Nkwo-Achi is everyone’s destination as it is the central venue of the festivities. This colourful day showcases dance groups from different places. Each masquerade moves the great panache, attracting people’s attention in different ways. Whips made from the young malleable branches of palm tree, known as, ‘mgbajara or akpata,’ that are twisted nicely, are used to flog members of the group, to test their strength in withstanding opponents and intruders. They are also used to scare opponents as they use the whip to display fetish-looking acts. Some of the masquerades and their followers are seen carrying water in baskets, which defies the rules of science.
The juju contest, which is one side attraction at the event, is a particular spot at the central venue, where the act of ‘ito-ebule’ takes place. Here, a big ram is usually tied to a tree with a tiny rope, which ordinarily, the ram could break loose from but cannot achieve that due to some magical (voodoo) power.

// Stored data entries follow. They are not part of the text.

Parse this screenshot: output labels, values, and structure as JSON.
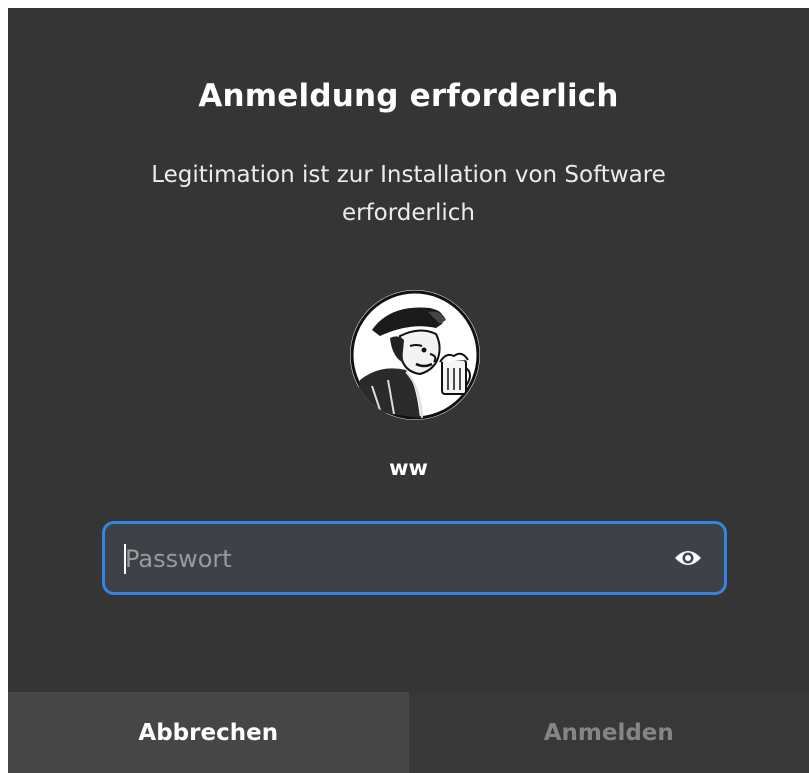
{
  "dialog": {
    "title": "Anmeldung erforderlich",
    "message": "Legitimation ist zur Installation von Software erforderlich",
    "username": "ww",
    "avatar_icon": "user-avatar-portrait",
    "password": {
      "value": "",
      "placeholder": "Passwort",
      "reveal_icon": "eye-icon"
    },
    "buttons": {
      "cancel_label": "Abbrechen",
      "login_label": "Anmelden",
      "login_enabled": false
    }
  },
  "colors": {
    "background": "#353535",
    "focus_border": "#3584e4",
    "field_background": "#3e4148",
    "cancel_background": "#464646",
    "disabled_text": "#858585"
  }
}
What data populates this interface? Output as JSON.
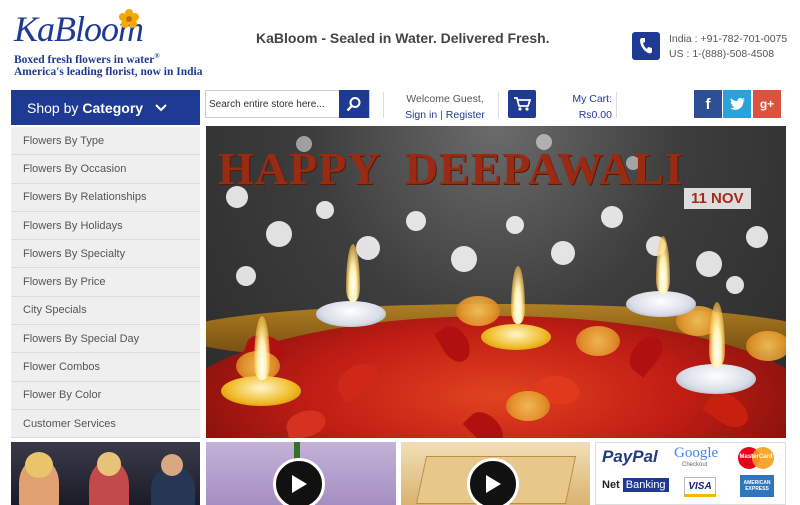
{
  "header": {
    "logo": {
      "name": "KaBloom",
      "subtitle1": "Boxed fresh flowers in water",
      "trademark": "®",
      "subtitle2": "America's leading florist, now in India"
    },
    "tagline": "KaBloom - Sealed in Water. Delivered Fresh.",
    "phones": {
      "india": "India : +91-782-701-0075",
      "us": "US : 1-(888)-508-4508"
    }
  },
  "nav": {
    "category_prefix": "Shop by",
    "category_label": "Category",
    "search": {
      "placeholder": "Search entire store here..."
    },
    "account": {
      "welcome": "Welcome Guest,",
      "sign_in": "Sign in",
      "divider": "|",
      "register": "Register"
    },
    "cart": {
      "label": "My Cart:",
      "amount": "Rs0.00"
    },
    "social": {
      "facebook": "f",
      "twitter": "t",
      "google": "g+"
    }
  },
  "menu": {
    "items": [
      "Flowers By Type",
      "Flowers By Occasion",
      "Flowers By Relationships",
      "Flowers By Holidays",
      "Flowers By Specialty",
      "Flowers By Price",
      "City Specials",
      "Flowers By Special Day",
      "Flower Combos",
      "Flower By Color",
      "Customer Services"
    ]
  },
  "banner": {
    "headline": "HAPPY  DEEPAWALI",
    "date": "11 NOV"
  },
  "payments": {
    "paypal": "PayPal",
    "google": "Google",
    "google_sub": "Checkout",
    "mastercard": "MasterCard",
    "netbanking_prefix": "Net",
    "netbanking": "Banking",
    "visa": "VISA",
    "amex": "AMERICAN EXPRESS"
  },
  "colors": {
    "brand": "#1f3a93",
    "facebook": "#2c4f95",
    "twitter": "#2ba2d9",
    "google": "#d9533e"
  }
}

Among the participants or invited guests, someone is summoned to go and untie the ram. This can only be done or achieved by a man with the strongest or most powerful protection from any powerful ‘dibia’ (native doctor). He is expected to walk confidently to the ram and loosen it. As he does this, he is confronted by spiritual attacks from other participants, aimed at knocking him down, preventing him from achieving his aim, or even killing him. At the end of the day, whoever unties the ram wins the juju contest for the year. The winner takes the ram home for feasting.
The children are not left out of the festival as they make small masks and sacks and wear on their bodies and faces to attract visitors and get small money (dash) from them.
The ‘Nkwa egwu’ (musical instrument), which accompanies the big masquerades is a sight to behold as the instruments bring out soulful melodies as well as beautiful rhythms of sounds. The ‘Ekwe’ (wooden gongs), ‘ogene’ (large metal gongs), ‘oja’ (wooden flutes), ‘igbirigba’ (bells), and ‘okom’ (drum), and so on, put together sonorous enchanting traditional sounds that encourage the masquerades and dancers to bring out the best in them.
This Ikeji festival, which holds in the ancestral homeland of Arondizuogu, is usually a forum to bring back the sons and daughters of the land from within and in the Diaspora. The festival has survived high measures of antagonism and has come to be accepted as an intangible cultural heritage, worthy of preservation.
The importance of this festival lies in the fact that organizing the festival is vested on the traditional council, which schedules and hands over to the Arondizuogu Patriotic Unions, and in turn, they promote and organize the event.